One Park North

One Park North would include a 10-story residential tower with a grocery store on the ground floor and a 17-story tower for apartments. (Renderings from Metro Planning file)

Editor's Note: Bill Hollander, a former member of the Louisville Metro Council, delivered this testimony during the Dec. 4, 2023 public hearing for the proposed tax-increment financing district to subsidize the One Park development at Lexington Road and Grinstead Drive. 

I’ll begin with a quote.

“If this becomes a TIF issuance, we will agree to the 10%. I don’t know if we are going to get there and I’m not trying to use this as leverage to get a TIF.  If the TIF comes in we’ve already conceded the 10%.  We’ve already got that issue out of the way.”

bill hollander.jpg

Former Louisville Metro Council member Bill Hollander, interviewed in 2020 (WDRB file photo).

That was Bill Bardenwerper, the zoning attorney for One Park at a public hearing attended by hundreds of people and lasting almost six hours on September 30, 2019, speaking about the percentage of affordable units the developer would agree to provide, if it sought tax increment financing.  And the number was 10% - “we’ve already got that issue out of the way,” as he put it.

On October 17, 2019, just before the Planning Commission approved the rezoning, a commissioner asked about memorializing that 10% requirement.  A Planning staff member said:

“That would be a requirement regardless of what this binding element says so I don’t see the need to add it because it would be required regardless.”

Reassured, the commission member then voted for the rezoning.

When I stated my support for the rezoning at Metro Council,  I also noted the affordable housing commitment, which included affordable sale prices in the event the units become condominiums and affordable lease rates for apartments. 

After the vote, Mr.
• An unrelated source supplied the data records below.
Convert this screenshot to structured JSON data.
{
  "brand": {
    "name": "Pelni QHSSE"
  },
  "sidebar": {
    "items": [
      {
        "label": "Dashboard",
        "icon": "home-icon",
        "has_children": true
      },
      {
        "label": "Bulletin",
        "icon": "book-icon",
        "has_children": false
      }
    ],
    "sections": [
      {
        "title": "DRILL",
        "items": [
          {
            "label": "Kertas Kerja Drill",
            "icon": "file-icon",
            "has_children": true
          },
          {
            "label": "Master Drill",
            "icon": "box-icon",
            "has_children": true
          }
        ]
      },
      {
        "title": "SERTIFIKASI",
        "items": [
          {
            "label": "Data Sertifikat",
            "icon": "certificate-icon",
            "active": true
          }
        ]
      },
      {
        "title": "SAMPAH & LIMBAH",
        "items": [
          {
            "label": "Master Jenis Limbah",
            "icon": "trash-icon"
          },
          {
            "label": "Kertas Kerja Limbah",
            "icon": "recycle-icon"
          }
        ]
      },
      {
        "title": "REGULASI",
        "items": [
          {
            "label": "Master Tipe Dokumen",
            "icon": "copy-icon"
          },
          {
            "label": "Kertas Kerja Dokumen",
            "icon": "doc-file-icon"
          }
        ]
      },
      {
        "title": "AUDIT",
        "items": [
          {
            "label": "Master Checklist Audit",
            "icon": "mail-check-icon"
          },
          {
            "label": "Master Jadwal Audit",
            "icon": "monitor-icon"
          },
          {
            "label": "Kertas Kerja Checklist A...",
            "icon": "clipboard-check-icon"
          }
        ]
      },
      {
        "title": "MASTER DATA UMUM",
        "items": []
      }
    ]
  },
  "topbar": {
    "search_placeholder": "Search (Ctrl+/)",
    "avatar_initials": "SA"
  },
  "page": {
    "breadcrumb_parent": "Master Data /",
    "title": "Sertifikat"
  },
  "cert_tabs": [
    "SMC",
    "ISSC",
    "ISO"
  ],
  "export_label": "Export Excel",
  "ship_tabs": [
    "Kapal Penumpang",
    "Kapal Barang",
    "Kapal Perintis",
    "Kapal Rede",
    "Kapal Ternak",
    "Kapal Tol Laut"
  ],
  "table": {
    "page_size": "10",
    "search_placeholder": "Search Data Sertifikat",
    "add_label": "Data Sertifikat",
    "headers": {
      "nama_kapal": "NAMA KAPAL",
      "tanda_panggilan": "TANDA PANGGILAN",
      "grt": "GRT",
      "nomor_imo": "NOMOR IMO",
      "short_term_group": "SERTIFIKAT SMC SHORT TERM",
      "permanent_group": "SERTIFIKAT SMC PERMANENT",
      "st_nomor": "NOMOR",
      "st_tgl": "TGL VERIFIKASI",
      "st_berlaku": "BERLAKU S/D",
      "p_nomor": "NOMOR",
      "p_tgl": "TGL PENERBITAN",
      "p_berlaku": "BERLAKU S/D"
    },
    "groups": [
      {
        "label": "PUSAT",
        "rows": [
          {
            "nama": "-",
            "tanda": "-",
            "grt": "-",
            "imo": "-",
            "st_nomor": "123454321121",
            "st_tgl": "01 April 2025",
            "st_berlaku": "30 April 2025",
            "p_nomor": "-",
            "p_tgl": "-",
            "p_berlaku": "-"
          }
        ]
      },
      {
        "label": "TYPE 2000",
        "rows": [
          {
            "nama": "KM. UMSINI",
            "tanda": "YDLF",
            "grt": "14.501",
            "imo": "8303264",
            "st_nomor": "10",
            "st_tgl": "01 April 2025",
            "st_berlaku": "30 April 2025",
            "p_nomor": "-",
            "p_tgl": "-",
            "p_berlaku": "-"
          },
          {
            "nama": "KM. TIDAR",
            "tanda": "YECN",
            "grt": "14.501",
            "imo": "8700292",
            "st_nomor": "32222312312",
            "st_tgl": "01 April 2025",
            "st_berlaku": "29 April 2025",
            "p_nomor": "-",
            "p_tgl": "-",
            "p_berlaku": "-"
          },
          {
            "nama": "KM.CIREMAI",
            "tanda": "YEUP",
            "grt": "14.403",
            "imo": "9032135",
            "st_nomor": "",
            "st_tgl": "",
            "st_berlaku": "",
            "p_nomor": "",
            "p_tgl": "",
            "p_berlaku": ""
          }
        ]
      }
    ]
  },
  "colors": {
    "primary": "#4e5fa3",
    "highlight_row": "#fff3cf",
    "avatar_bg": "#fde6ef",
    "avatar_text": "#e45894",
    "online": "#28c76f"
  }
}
Bardenwerper told the Courier-Journal that the affordable housing commitment was a “big deal” – his words - in terms of securing the rezoning for the project.

Last week, the TIF ordinance was filed and it turns out Mayor Greenberg’s administration doesn’t think the affordable housing issue is “out of the way’ at 10%, as the developer had committed to get the rezoning.  The discussion about affordable sale prices is completely omitted – if the units become condos not even 7% of them are required to be affordable. 

Most importantly, the number of affordable rental units is reduced to 7%, with an option to lower that to 5%, if a very small payment is made to the Affordable Housing Trust Fund.  That’s below the goal set out on Metro’s own website and far below the promise the developer made to get the property rezoned.

Metro Council should not approve that retreat on affordable housing.  Throughout the long process for One Park – more than a dozen neighborhood meetings attended by hundreds of people - I encouraged my constituents to participate in the process and tried to convince them the process was fair - and was a system they could trust. 

If the affordable housing component is reduced in this way, a score or more teachers, firefighters, police officers or nurses will lose the opportunity to live in this massively taxpayer funded project. And public trust that developers will be held to their word – that something can be settled and “out of the way” when a developer makes a public pledge - will deteriorate even more. 

Mayor Greenberg’s staff has been saying that the reduction in affordable units is justified by increased construction and interest costs.  But that dog won’t hunt.  The increased costs are reflected in the massive increase in the size of the public subsidy, from $96 million when it was presented to me last year, which I said I wouldn’t sponsor, to $114 million now – an $18 million increase.  At the same time, the affordable housing commitment – the thing Mr. Bardenwerper said we had “out of the way” by the developer’s promise - has been reduced by 30% or more.  

Many cities have much stricter requirements for affordable units in projects that receive tax incentives.  I can’t find any city in the entire country that has said, ‘we’re reducing the requirements for affordable housing because construction and interest costs have risen.’  Louisville would be the first to say developers can’t afford to include the required – in this case, agreed upon - affordable units anymore.  That may be the Mayor’s position but Metro Council shouldn’t allow it.

I support this development and voted for the rezoning.  But the developer, not the taxpayers, should pay for it.  I don’t believe it meets the statutory requirement of developing a blighted area or the “but for” test that no development would happen here if the developer was required to pay its taxes like everyone else.  In a town with massive food deserts in our disadvantaged neighborhoods, I also think Metro Council should think long and hard before approving a taxpayer subsidy for a 49,000 square foot grocery store between Crescent Hill and Cherokee Triangle.

But if this TIF is approved, please hold the developer to its modest public commitment that 10% of the residences - sold or leased - will be “affordable”.  Metro Council can do that by requiring changes to the agreements, before any TIF is approved.  Without those changes, our commitment to affordable housing will be lessened, and public trust in a transparent local government and particularly the development process will deteriorate even further.